A construção da educação feita por tabloides, programas de tv e marketing barato de educação acaba excluindo todos os outros profissionais que compõem a escola, tais como a querida Eunice que, por vezes, é atravessada pelos olhares cegos de alguns responsáveis e, pasmem! de alguns professores(as), mas jamais das crianças.
A educação é feita por afeto, por segurança, por partilha, por comida e, ressaltando mais uma vez, por muitos profissionais que diferente da maioria dos professores(a), ficam na escola 8h,9h,10h e constroem no território da educação seu verdadeiro lar!
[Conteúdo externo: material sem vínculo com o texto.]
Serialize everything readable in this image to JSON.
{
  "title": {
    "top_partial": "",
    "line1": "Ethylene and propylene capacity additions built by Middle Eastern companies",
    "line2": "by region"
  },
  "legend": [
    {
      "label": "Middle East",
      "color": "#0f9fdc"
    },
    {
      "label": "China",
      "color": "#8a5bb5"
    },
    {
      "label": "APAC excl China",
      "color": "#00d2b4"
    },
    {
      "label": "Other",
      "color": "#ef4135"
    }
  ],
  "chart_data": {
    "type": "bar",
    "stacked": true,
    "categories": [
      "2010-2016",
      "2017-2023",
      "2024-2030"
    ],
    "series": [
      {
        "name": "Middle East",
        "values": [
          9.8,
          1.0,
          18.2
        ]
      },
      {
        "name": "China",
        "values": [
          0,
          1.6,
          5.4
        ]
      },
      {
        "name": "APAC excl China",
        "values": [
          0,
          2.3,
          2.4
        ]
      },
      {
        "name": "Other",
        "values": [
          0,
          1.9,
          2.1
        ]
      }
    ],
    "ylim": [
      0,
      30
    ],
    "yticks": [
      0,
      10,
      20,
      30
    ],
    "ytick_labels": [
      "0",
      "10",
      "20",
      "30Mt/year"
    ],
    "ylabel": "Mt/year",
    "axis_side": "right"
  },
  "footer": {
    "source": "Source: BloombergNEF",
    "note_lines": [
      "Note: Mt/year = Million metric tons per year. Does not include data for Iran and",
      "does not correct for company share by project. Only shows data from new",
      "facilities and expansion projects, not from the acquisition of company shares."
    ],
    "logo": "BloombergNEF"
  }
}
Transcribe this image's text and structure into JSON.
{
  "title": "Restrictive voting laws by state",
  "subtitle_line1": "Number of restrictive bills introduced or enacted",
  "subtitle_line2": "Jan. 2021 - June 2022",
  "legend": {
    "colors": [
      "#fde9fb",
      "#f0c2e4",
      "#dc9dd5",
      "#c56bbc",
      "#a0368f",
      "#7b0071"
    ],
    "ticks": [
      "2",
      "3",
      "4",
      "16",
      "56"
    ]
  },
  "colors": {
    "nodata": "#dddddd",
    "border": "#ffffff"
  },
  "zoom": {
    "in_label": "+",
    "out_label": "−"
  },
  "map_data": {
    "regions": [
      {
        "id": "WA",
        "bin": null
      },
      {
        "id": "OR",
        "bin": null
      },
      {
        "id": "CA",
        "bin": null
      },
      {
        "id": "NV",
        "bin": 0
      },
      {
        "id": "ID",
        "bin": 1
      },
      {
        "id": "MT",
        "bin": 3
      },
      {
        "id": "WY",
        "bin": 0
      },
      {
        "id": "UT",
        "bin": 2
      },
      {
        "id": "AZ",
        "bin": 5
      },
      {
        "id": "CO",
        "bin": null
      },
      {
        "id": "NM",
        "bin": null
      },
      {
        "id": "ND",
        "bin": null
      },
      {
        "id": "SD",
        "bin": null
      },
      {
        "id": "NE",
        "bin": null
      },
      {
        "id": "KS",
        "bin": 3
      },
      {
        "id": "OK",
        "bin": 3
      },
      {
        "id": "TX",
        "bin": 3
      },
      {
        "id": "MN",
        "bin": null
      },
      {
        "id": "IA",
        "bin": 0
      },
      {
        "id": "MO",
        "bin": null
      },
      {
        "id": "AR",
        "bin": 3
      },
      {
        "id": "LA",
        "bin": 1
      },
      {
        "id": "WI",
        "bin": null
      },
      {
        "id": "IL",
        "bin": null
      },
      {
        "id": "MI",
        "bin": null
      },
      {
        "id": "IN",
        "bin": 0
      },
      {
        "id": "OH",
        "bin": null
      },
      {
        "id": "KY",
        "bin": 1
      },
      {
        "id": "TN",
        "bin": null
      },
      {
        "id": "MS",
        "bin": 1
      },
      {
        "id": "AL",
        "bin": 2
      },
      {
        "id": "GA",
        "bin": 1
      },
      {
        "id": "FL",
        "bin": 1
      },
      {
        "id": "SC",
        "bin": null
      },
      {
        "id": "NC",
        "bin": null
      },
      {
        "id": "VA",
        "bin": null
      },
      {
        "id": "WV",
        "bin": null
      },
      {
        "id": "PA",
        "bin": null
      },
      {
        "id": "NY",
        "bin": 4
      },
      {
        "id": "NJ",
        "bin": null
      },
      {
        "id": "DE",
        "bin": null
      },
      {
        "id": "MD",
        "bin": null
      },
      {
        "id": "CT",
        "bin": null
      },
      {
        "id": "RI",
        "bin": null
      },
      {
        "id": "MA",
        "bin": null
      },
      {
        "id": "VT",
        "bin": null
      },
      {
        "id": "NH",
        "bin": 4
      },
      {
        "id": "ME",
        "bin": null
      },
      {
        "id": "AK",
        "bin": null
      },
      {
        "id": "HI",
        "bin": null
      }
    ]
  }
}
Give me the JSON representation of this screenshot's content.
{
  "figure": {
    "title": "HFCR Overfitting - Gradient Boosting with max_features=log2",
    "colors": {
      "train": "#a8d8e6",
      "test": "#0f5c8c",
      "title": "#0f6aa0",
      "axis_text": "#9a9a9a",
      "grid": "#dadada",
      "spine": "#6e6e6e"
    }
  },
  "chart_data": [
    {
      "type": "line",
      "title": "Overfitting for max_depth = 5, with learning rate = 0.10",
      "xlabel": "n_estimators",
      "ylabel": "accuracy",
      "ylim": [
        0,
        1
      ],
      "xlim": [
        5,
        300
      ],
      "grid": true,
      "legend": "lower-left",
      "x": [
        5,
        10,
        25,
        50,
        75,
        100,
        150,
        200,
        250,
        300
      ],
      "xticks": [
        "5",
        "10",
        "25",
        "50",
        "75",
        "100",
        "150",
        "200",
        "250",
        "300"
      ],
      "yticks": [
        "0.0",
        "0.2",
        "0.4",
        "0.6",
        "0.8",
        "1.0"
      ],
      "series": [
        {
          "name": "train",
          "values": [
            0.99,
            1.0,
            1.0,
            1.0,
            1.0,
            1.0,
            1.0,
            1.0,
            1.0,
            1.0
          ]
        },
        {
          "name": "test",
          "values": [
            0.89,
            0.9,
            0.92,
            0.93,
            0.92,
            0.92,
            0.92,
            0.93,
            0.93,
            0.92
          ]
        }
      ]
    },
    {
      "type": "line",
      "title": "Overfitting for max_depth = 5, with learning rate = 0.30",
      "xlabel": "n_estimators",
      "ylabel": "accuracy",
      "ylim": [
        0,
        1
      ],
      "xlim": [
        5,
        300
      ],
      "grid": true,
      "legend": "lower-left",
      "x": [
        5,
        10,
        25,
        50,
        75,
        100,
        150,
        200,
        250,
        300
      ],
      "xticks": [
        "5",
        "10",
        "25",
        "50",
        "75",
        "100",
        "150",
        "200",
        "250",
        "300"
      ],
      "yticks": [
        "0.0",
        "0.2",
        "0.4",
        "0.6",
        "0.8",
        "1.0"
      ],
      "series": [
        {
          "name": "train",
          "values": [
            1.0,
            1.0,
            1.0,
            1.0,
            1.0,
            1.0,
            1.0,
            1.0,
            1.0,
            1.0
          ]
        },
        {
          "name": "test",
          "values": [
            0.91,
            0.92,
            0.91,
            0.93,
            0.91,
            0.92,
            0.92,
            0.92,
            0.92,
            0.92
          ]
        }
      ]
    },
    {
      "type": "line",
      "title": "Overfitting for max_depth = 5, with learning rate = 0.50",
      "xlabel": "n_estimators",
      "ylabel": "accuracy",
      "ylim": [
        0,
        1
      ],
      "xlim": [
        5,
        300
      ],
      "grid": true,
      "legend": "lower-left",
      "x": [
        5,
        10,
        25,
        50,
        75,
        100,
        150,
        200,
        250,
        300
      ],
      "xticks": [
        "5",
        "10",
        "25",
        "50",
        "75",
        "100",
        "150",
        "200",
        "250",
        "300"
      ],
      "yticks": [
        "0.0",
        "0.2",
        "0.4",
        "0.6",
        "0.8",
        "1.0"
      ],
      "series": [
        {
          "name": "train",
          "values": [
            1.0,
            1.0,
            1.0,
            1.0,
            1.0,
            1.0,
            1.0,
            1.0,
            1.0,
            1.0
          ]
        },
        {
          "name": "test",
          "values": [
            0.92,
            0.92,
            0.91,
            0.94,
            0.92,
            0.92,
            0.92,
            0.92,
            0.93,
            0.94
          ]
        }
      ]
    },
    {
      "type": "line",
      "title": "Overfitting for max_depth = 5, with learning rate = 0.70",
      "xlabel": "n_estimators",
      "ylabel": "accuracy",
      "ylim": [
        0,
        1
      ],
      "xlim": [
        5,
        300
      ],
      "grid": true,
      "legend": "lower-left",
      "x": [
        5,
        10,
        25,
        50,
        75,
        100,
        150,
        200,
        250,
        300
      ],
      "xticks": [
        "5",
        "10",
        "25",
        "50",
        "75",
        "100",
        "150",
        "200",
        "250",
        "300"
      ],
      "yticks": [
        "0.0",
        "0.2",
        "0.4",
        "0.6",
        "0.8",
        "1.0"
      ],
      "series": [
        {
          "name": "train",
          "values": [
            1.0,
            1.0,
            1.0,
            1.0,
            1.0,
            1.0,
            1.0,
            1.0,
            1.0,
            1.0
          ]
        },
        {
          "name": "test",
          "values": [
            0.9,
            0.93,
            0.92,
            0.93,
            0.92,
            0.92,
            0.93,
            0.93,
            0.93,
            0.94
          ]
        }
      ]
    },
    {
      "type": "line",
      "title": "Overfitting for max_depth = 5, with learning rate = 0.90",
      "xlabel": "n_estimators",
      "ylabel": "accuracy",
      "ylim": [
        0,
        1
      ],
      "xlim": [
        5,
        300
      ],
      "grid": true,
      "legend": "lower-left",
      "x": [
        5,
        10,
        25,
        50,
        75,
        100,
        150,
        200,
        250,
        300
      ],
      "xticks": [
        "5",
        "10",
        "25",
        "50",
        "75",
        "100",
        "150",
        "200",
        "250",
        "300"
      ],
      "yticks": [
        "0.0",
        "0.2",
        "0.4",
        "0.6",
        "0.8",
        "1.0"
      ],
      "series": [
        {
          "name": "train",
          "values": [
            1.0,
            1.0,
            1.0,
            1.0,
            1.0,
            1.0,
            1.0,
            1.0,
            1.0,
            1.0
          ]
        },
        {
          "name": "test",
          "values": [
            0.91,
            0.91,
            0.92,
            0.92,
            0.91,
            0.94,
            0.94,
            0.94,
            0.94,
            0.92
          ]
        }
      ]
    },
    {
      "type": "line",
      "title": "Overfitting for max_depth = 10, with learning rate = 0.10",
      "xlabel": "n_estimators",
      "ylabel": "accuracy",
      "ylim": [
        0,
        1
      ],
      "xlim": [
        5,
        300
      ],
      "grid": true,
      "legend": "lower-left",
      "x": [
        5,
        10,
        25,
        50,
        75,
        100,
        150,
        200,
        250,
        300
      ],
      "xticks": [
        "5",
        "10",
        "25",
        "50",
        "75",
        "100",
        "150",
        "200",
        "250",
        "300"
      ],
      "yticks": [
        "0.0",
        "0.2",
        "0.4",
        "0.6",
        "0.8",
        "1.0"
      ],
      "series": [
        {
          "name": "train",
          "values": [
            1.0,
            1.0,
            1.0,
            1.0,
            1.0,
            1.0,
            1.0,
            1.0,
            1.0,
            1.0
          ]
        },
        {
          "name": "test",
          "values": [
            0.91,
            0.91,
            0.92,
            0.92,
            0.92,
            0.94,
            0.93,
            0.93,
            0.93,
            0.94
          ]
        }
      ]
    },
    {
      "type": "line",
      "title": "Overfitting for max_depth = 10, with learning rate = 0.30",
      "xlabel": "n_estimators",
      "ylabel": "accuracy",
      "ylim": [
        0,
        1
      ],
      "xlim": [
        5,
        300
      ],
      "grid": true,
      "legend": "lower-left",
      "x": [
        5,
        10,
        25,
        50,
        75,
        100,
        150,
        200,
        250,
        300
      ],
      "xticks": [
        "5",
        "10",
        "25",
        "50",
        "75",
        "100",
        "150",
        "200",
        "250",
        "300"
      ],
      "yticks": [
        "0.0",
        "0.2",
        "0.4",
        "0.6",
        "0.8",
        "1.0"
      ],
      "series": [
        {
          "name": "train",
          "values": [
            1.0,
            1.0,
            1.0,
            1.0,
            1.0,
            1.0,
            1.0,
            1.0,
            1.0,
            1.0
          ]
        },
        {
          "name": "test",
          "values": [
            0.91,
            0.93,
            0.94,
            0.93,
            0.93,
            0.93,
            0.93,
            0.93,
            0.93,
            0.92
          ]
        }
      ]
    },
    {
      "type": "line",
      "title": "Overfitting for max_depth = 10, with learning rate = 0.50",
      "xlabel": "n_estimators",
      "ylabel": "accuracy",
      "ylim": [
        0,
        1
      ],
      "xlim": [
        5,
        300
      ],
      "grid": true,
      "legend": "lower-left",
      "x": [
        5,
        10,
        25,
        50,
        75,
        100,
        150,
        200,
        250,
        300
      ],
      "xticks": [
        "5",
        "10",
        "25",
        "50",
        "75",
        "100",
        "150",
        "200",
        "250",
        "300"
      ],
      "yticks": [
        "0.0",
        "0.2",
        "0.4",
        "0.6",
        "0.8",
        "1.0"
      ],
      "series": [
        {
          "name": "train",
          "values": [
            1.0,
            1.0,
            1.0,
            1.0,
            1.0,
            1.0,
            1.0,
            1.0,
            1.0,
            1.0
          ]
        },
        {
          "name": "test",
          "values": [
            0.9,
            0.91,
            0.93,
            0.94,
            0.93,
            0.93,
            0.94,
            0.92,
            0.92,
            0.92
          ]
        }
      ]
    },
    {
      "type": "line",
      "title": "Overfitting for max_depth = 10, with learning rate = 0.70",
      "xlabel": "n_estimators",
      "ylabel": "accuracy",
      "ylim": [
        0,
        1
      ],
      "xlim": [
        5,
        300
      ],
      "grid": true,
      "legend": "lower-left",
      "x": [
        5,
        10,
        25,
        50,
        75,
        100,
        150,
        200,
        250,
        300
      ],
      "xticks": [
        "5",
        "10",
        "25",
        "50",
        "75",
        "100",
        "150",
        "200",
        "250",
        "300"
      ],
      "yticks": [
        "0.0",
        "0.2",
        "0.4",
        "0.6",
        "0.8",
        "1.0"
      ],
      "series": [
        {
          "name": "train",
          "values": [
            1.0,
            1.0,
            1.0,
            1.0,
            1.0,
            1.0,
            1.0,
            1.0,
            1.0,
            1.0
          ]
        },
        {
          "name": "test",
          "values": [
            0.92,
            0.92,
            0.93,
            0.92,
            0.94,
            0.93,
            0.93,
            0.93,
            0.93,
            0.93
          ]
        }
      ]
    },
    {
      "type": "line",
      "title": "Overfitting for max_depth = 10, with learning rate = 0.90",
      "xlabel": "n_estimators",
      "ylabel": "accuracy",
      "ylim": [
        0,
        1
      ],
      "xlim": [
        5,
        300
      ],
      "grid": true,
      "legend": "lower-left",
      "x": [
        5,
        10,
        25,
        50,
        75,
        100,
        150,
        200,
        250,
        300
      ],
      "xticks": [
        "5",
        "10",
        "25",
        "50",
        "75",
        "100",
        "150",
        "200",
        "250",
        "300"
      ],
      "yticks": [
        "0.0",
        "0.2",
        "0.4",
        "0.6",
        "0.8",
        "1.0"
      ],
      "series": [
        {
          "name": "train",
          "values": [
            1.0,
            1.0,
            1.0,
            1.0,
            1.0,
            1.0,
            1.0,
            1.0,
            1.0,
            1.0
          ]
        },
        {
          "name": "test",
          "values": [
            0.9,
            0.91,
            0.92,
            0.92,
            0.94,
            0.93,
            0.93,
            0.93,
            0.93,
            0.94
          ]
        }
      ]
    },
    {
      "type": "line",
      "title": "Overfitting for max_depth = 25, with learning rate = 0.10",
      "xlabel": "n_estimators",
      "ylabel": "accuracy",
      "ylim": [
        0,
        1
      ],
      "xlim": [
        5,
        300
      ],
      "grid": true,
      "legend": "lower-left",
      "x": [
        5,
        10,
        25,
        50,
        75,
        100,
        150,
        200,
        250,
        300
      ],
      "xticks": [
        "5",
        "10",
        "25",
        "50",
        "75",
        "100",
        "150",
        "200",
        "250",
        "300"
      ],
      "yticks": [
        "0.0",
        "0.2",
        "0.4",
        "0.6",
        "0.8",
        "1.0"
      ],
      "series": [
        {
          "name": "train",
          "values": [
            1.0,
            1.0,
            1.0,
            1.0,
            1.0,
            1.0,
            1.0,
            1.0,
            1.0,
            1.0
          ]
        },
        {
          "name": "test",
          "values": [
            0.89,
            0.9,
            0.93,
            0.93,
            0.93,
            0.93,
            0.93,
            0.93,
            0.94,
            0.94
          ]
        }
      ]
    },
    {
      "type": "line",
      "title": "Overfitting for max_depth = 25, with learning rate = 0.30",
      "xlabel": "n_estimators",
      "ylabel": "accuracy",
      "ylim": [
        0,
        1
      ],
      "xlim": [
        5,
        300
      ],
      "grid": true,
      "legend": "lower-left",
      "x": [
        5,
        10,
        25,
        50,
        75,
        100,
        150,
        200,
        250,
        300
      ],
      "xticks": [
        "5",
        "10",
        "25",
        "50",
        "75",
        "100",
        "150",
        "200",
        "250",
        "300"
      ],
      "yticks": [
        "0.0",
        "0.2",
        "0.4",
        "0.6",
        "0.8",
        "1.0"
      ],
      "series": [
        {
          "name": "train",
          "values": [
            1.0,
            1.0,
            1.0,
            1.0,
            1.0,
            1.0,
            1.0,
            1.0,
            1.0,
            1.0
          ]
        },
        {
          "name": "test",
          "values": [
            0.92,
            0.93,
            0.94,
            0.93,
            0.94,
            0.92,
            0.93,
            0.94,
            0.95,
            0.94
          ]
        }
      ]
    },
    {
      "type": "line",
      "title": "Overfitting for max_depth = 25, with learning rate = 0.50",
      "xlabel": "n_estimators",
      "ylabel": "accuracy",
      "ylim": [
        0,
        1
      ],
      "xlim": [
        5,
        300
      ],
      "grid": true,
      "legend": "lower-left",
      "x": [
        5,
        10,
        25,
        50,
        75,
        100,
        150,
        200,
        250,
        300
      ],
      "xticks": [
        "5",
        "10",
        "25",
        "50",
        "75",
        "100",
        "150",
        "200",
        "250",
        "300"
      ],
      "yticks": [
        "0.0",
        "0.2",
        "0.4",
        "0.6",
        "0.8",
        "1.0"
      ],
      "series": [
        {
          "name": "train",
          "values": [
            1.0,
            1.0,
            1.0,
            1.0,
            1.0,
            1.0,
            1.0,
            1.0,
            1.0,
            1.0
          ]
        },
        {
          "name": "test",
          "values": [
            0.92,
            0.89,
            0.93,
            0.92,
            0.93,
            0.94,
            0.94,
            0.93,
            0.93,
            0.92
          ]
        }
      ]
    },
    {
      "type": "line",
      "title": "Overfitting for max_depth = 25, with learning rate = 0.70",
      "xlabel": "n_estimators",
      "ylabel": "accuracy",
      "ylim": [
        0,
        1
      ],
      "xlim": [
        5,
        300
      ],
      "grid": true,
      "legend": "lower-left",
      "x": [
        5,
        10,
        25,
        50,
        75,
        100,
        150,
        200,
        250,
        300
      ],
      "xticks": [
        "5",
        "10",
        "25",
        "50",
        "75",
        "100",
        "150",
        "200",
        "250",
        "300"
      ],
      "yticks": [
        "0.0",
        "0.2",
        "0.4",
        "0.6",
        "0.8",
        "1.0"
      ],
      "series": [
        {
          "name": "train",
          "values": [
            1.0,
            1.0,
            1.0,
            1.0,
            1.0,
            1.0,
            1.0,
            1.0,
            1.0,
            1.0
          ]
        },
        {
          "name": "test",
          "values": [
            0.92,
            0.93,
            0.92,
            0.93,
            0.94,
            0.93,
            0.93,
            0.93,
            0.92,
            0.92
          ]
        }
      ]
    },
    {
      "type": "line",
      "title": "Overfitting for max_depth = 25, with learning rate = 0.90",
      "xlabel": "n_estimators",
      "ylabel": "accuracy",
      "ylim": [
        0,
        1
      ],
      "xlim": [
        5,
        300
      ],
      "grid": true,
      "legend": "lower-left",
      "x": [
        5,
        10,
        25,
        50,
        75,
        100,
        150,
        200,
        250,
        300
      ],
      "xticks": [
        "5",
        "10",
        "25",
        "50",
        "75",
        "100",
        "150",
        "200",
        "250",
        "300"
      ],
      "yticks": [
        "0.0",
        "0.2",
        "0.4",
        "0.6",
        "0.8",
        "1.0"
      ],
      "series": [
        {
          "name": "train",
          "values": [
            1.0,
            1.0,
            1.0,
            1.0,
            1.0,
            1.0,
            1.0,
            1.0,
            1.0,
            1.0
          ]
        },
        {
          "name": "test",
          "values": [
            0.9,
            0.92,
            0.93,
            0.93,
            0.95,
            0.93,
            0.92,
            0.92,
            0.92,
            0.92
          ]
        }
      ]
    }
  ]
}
15h30, hora da merenda! As crianças se organizam em fila, pois a tia Ruth já disse em alto e bom tom: – Crianças! Só comerá quem estiver na fila! É claro que todos irão se alimentar, mas a construção dos limites, sobretudo do respeito que a tia Ruth nos traz, é carregada de muito carinho e afeto, demonstrando toda a complexidade que existe na escola.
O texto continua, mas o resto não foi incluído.